Recent trades for
Yuniesky Betancourt (career 3.2 BB%) and Jeff
Francoeur (career 4.9 BB%) may illustrate that not all of baseball has caught on to the ideas of
Moneyball, but at least
Sony still likes the project, the movie one that is.
Sony is still game on making the baseball pic "Moneyball," tapping Aaron Sorkin to polish an early script by Steve Zaillian.
[...]
But Sony is keeping hold of the project, and Sorkin's changes will be more in line with the version the studio favored all along, with the focus on Oakland A's general manager Billy Beane, who assembled a contending baseball club on a shoestring budget by employing a sophisticated computer-based analysis to draft players.
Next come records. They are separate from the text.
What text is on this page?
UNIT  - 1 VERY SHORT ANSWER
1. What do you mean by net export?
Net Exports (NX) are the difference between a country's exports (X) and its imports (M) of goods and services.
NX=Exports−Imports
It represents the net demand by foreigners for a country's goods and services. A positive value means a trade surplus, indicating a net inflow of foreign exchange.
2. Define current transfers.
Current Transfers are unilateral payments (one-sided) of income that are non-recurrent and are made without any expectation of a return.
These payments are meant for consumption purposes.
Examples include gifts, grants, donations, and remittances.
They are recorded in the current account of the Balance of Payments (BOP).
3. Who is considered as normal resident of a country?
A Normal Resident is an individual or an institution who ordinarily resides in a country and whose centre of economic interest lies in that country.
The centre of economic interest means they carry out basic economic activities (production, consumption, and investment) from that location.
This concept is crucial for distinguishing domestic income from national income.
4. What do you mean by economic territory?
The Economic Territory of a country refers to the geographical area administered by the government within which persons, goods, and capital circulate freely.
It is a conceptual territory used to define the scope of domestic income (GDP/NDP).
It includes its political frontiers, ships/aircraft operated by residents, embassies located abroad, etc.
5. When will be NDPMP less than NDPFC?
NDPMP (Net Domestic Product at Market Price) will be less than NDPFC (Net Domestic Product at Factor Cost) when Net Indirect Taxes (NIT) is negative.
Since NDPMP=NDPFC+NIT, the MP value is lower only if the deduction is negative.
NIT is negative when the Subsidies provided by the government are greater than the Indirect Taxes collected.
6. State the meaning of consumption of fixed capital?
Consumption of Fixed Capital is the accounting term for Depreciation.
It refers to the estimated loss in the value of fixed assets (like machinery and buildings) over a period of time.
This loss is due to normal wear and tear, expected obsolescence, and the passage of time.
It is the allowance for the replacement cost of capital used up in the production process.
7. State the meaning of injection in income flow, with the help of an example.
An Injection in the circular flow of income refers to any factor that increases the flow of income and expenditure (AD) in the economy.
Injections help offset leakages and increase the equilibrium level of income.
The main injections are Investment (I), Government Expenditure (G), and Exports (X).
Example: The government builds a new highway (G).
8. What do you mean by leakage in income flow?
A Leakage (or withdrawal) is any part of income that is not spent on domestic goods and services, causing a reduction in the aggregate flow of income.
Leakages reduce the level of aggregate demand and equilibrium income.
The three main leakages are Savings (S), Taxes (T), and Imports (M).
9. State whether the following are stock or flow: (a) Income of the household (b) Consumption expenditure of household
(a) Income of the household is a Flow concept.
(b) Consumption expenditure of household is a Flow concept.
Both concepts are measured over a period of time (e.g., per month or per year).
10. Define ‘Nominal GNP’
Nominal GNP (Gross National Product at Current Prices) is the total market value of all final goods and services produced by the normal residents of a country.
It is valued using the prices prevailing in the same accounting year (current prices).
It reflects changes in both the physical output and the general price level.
This seems like a good thing if you want the movie to be made, but maybe a bad thing if you wanted to watch an enjoyable movie. I was really excited for the idea of watching a cartooned Bill James and former players play themselves in the film, things that would be new to sports films. Now all I have to look forward to are lengthy
intellectual lectures by Billy
Beane about market
inefficiencies and Paul
DePodesta's computer, great.
Soderbergh's draft and production plans took a more documentary approach that the studio felt wouldn't cross over commercially with moviegoers.
So production thought
Soderbergh's idea wouldn't sell well, fine, but will boring the audience to death while questioning their
intelligence really be a better alternative? Once again, I'm glad it's still going to be made (or at least that it's not dead, yet), but I still wonder what could have been with a cartooned Bill James.